Southwest Quietly Takes Delivery of Its First Boeing 737 MaxBy and
Upgraded single-aisle jet nears debut at a U.S. carrier Oct. 1
Airline cancels party for new plane, citing Houston flooding
Southwest Airlines Co. quietly took delivery of its first Boeing Co. 737 Max jetliner, canceling an employee celebration in Dallas to mark the milestone because of the devastation in Houston caused by Hurricane Harvey.
The jet’s Tuesday arrival at Southwest marks the first at a North American carrier for the Max, which has shattered sales records at Boeing. Record rainfall and flooding has shut down Houston, one of Southwest’s original markets from the early 1970s.
“Respecting that many of our folks can’t get out of Houston or are impacted, it just didn’t seem right to do that,” Dan Lansdon, a spokesman for the carrier, said of the ceremony that had been scheduled for Wednesday.
The Southwest jet, with tail number N8710M, landed 16 minutes early at Dallas Love Field, according to Flightaware.com. That’s fitting for the Max, which glided through development months ahead of schedule, entering the commercial market in May with Malindo Airways, the Malaysian affiliate of Lion Mentari Airlines PT.
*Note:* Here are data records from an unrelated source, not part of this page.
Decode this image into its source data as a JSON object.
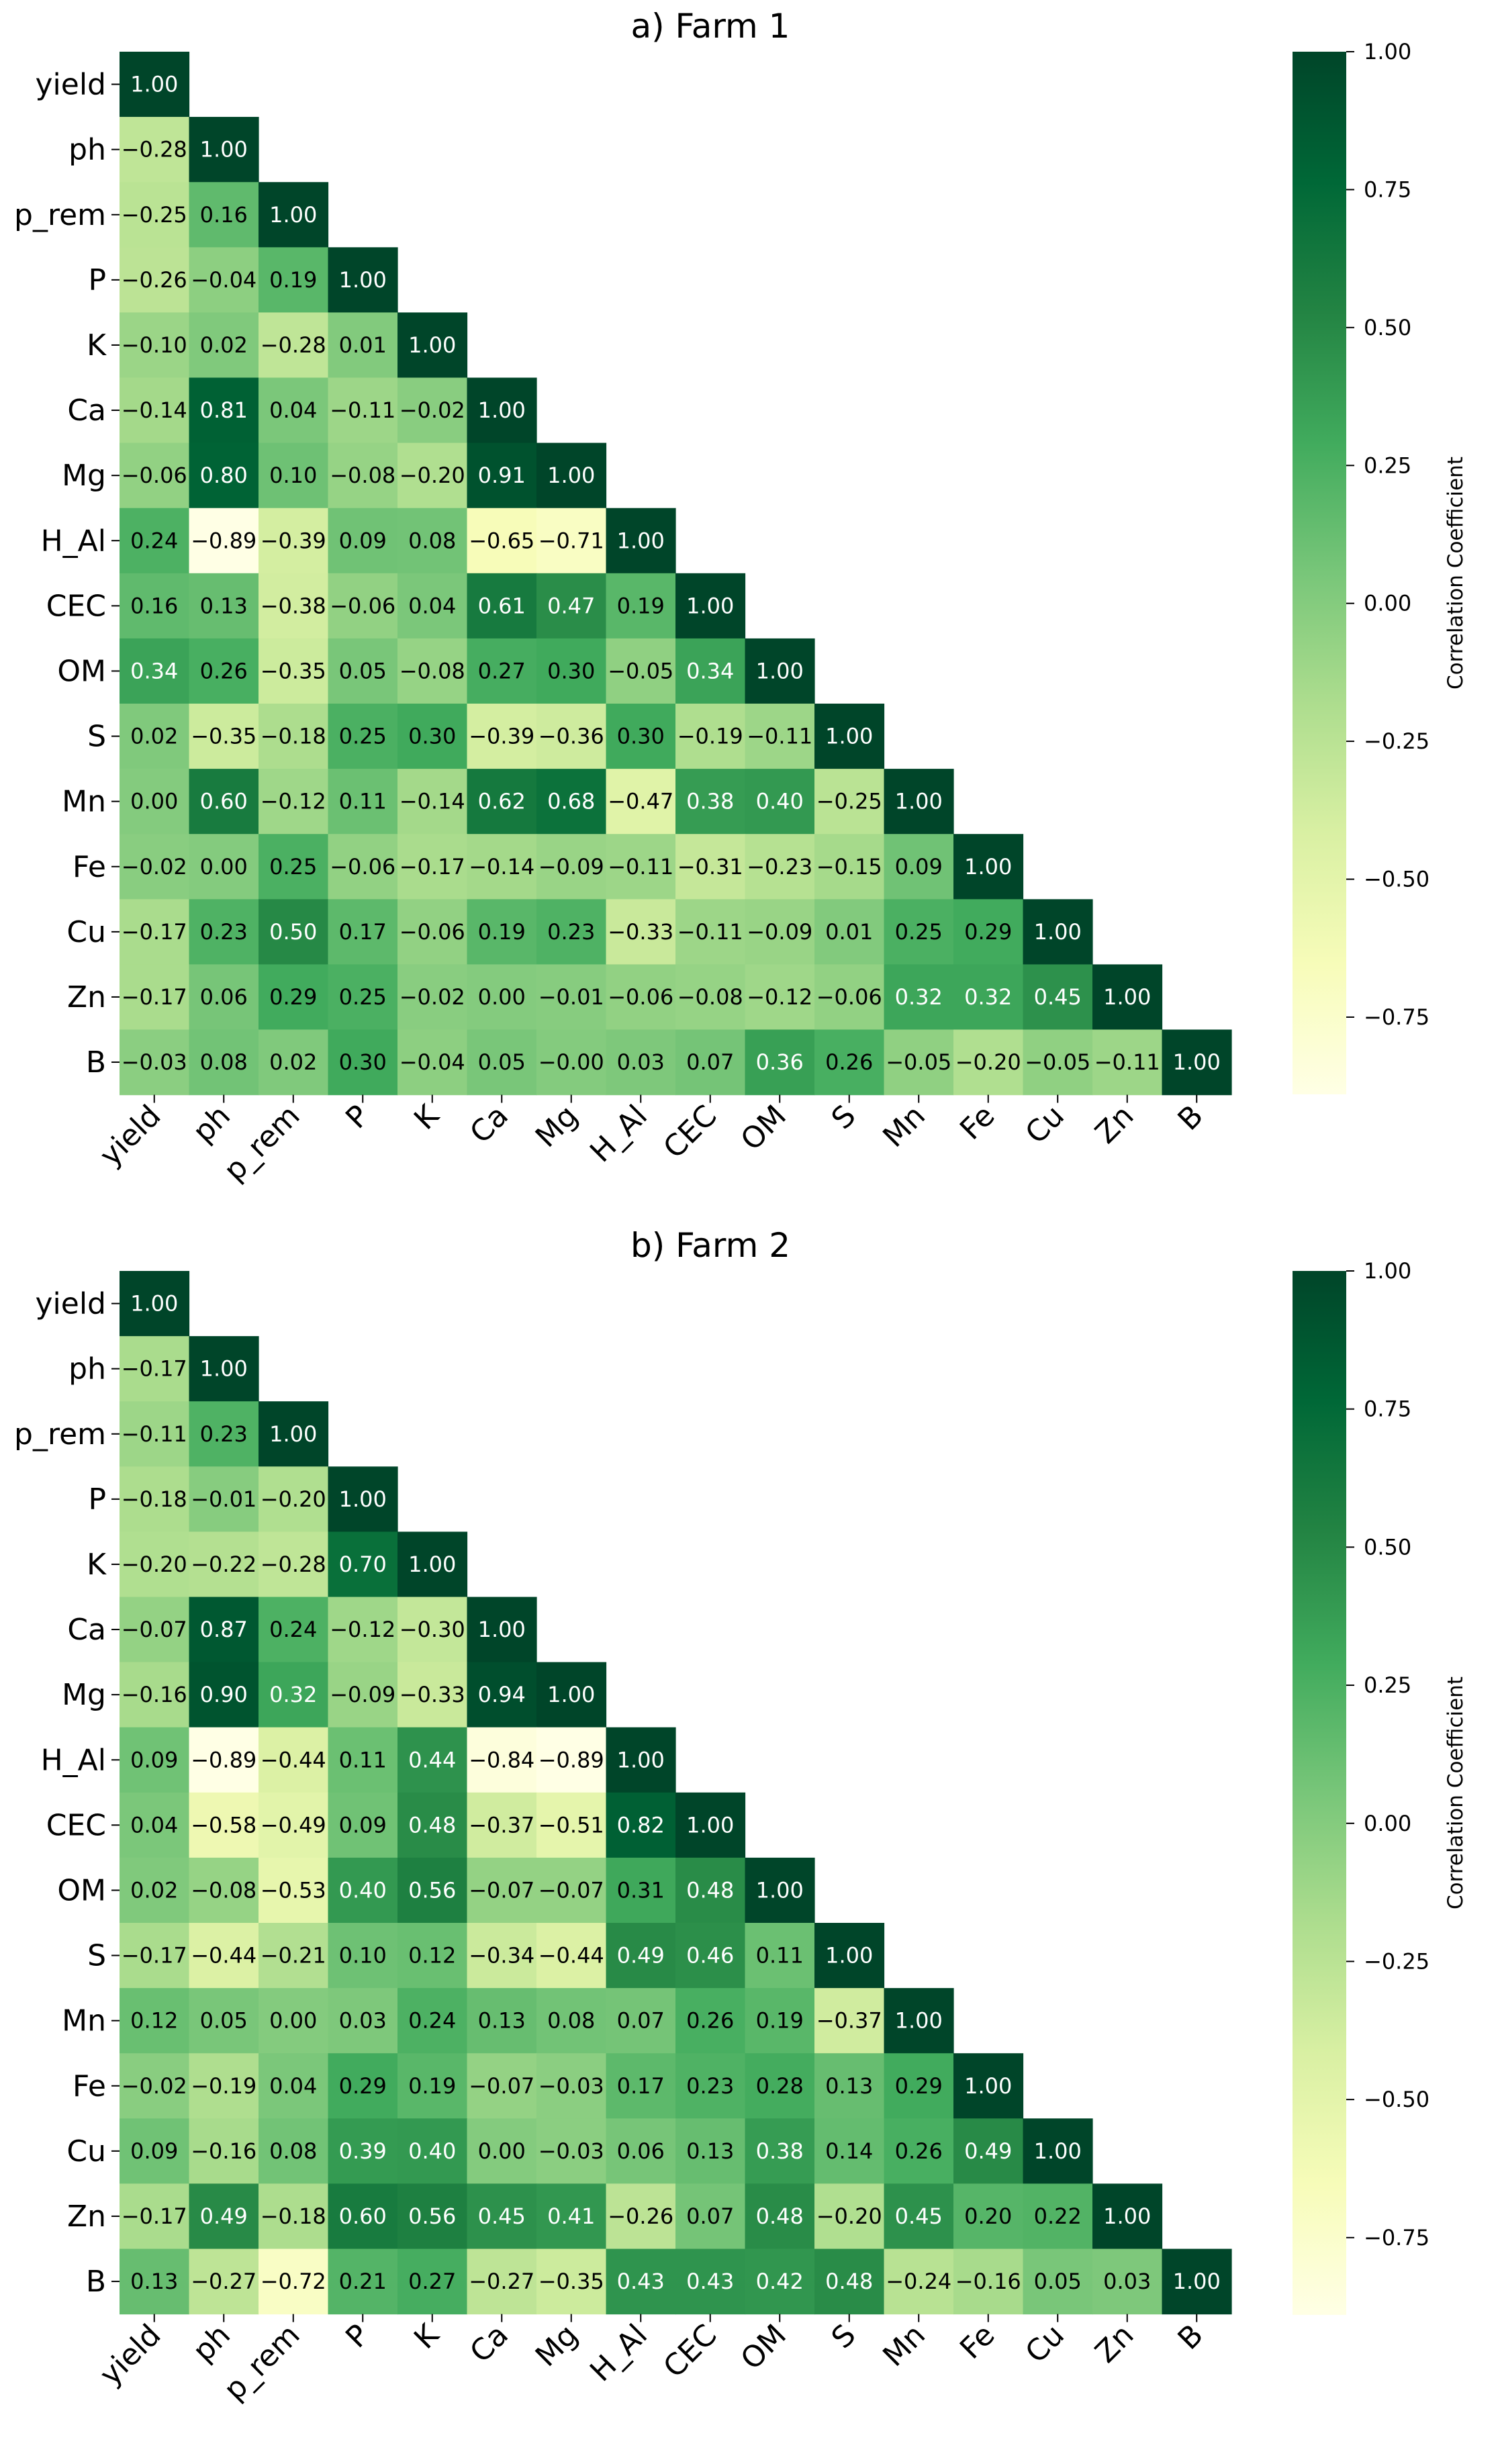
{
  "chart_data": [
    {
      "type": "heatmap",
      "title": "a) Farm 1",
      "variables": [
        "yield",
        "ph",
        "p_rem",
        "P",
        "K",
        "Ca",
        "Mg",
        "H_Al",
        "CEC",
        "OM",
        "S",
        "Mn",
        "Fe",
        "Cu",
        "Zn",
        "B"
      ],
      "matrix_lower": [
        [
          1.0
        ],
        [
          -0.28,
          1.0
        ],
        [
          -0.25,
          0.16,
          1.0
        ],
        [
          -0.26,
          -0.04,
          0.19,
          1.0
        ],
        [
          -0.1,
          0.02,
          -0.28,
          0.01,
          1.0
        ],
        [
          -0.14,
          0.81,
          0.04,
          -0.11,
          -0.02,
          1.0
        ],
        [
          -0.06,
          0.8,
          0.1,
          -0.08,
          -0.2,
          0.91,
          1.0
        ],
        [
          0.24,
          -0.89,
          -0.39,
          0.09,
          0.08,
          -0.65,
          -0.71,
          1.0
        ],
        [
          0.16,
          0.13,
          -0.38,
          -0.06,
          0.04,
          0.61,
          0.47,
          0.19,
          1.0
        ],
        [
          0.34,
          0.26,
          -0.35,
          0.05,
          -0.08,
          0.27,
          0.3,
          -0.05,
          0.34,
          1.0
        ],
        [
          0.02,
          -0.35,
          -0.18,
          0.25,
          0.3,
          -0.39,
          -0.36,
          0.3,
          -0.19,
          -0.11,
          1.0
        ],
        [
          0.0,
          0.6,
          -0.12,
          0.11,
          -0.14,
          0.62,
          0.68,
          -0.47,
          0.38,
          0.4,
          -0.25,
          1.0
        ],
        [
          -0.02,
          0.0,
          0.25,
          -0.06,
          -0.17,
          -0.14,
          -0.09,
          -0.11,
          -0.31,
          -0.23,
          -0.15,
          0.09,
          1.0
        ],
        [
          -0.17,
          0.23,
          0.5,
          0.17,
          -0.06,
          0.19,
          0.23,
          -0.33,
          -0.11,
          -0.09,
          0.01,
          0.25,
          0.29,
          1.0
        ],
        [
          -0.17,
          0.06,
          0.29,
          0.25,
          -0.02,
          0.0,
          -0.01,
          -0.06,
          -0.08,
          -0.12,
          -0.06,
          0.32,
          0.32,
          0.45,
          1.0
        ],
        [
          -0.03,
          0.08,
          0.02,
          0.3,
          -0.04,
          0.05,
          -0.0,
          0.03,
          0.07,
          0.36,
          0.26,
          -0.05,
          -0.2,
          -0.05,
          -0.11,
          1.0
        ]
      ],
      "colorbar": {
        "label": "Correlation Coefficient",
        "range": [
          -0.89,
          1.0
        ],
        "ticks": [
          "1.00",
          "0.75",
          "0.50",
          "0.25",
          "0.00",
          "−0.25",
          "−0.50",
          "−0.75"
        ]
      }
    },
    {
      "type": "heatmap",
      "title": "b) Farm 2",
      "variables": [
        "yield",
        "ph",
        "p_rem",
        "P",
        "K",
        "Ca",
        "Mg",
        "H_Al",
        "CEC",
        "OM",
        "S",
        "Mn",
        "Fe",
        "Cu",
        "Zn",
        "B"
      ],
      "matrix_lower": [
        [
          1.0
        ],
        [
          -0.17,
          1.0
        ],
        [
          -0.11,
          0.23,
          1.0
        ],
        [
          -0.18,
          -0.01,
          -0.2,
          1.0
        ],
        [
          -0.2,
          -0.22,
          -0.28,
          0.7,
          1.0
        ],
        [
          -0.07,
          0.87,
          0.24,
          -0.12,
          -0.3,
          1.0
        ],
        [
          -0.16,
          0.9,
          0.32,
          -0.09,
          -0.33,
          0.94,
          1.0
        ],
        [
          0.09,
          -0.89,
          -0.44,
          0.11,
          0.44,
          -0.84,
          -0.89,
          1.0
        ],
        [
          0.04,
          -0.58,
          -0.49,
          0.09,
          0.48,
          -0.37,
          -0.51,
          0.82,
          1.0
        ],
        [
          0.02,
          -0.08,
          -0.53,
          0.4,
          0.56,
          -0.07,
          -0.07,
          0.31,
          0.48,
          1.0
        ],
        [
          -0.17,
          -0.44,
          -0.21,
          0.1,
          0.12,
          -0.34,
          -0.44,
          0.49,
          0.46,
          0.11,
          1.0
        ],
        [
          0.12,
          0.05,
          0.0,
          0.03,
          0.24,
          0.13,
          0.08,
          0.07,
          0.26,
          0.19,
          -0.37,
          1.0
        ],
        [
          -0.02,
          -0.19,
          0.04,
          0.29,
          0.19,
          -0.07,
          -0.03,
          0.17,
          0.23,
          0.28,
          0.13,
          0.29,
          1.0
        ],
        [
          0.09,
          -0.16,
          0.08,
          0.39,
          0.4,
          0.0,
          -0.03,
          0.06,
          0.13,
          0.38,
          0.14,
          0.26,
          0.49,
          1.0
        ],
        [
          -0.17,
          0.49,
          -0.18,
          0.6,
          0.56,
          0.45,
          0.41,
          -0.26,
          0.07,
          0.48,
          -0.2,
          0.45,
          0.2,
          0.22,
          1.0
        ],
        [
          0.13,
          -0.27,
          -0.72,
          0.21,
          0.27,
          -0.27,
          -0.35,
          0.43,
          0.43,
          0.42,
          0.48,
          -0.24,
          -0.16,
          0.05,
          0.03,
          1.0
        ]
      ],
      "colorbar": {
        "label": "Correlation Coefficient",
        "range": [
          -0.89,
          1.0
        ],
        "ticks": [
          "1.00",
          "0.75",
          "0.50",
          "0.25",
          "0.00",
          "−0.25",
          "−0.50",
          "−0.75"
        ]
      }
    }
  ]
}
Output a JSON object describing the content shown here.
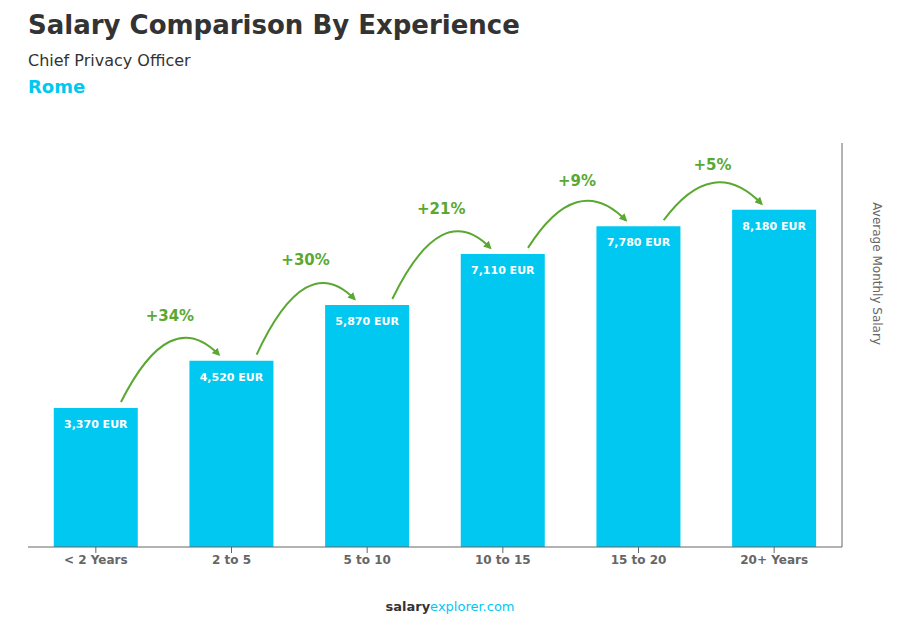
{
  "chart_data": {
    "type": "bar",
    "title": "Salary Comparison By Experience",
    "subtitle": "Chief Privacy Officer",
    "city": "Rome",
    "ylabel": "Average Monthly Salary",
    "footer": [
      "salary",
      "explorer.com"
    ],
    "categories": [
      "< 2 Years",
      "2 to 5",
      "5 to 10",
      "10 to 15",
      "15 to 20",
      "20+ Years"
    ],
    "values": [
      3370,
      4520,
      5870,
      7110,
      7780,
      8180
    ],
    "value_labels": [
      "3,370 EUR",
      "4,520 EUR",
      "5,870 EUR",
      "7,110 EUR",
      "7,780 EUR",
      "8,180 EUR"
    ],
    "annotations": [
      "+34%",
      "+30%",
      "+21%",
      "+9%",
      "+5%"
    ],
    "color": "#00c8f0",
    "ylim": [
      0,
      9800
    ],
    "data_labels": true,
    "tick_labels": "x",
    "grid": false
  }
}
Southwest still claims the title of launch customer for the Max 8 after placing the initial order in 2011, a role it has served for three earlier 737 models as the largest buyer of the single-aisle plane. The Dallas-based carrier has 200 of the upgraded Max planes on order with Boeing and plans to take delivery of the first 14 this year. The airline’s pilots union tweeted a photo of the aircraft landing on Tuesday.
The planes will debut in the U.S. on Oct. 1 in a complex switch as the carrier retires its remaining Boeing 737-300s, the oldest planes in its fleet. The last flight of the older jets, known as the Classics, will be Sept. 29.
The Max brings Southwest fuel savings and a break on maintenance costs as the airline sheds a 737 model it has been using since Ronald Reagan was president. The newest 737 will burn more than 20 percent less fuel than the soon-to-be-retired jets, according to Southwest.
Uncertainty about Federal Aviation Administration training requirements for flying the 737-300 fleet versus the Max led to Southwest’s decision in April to retire the older planes early. Southwest and its pilots union failed to agree on terms that would have separated a group of aviators to fly only the 737-300s and simplify training for the switch in planes.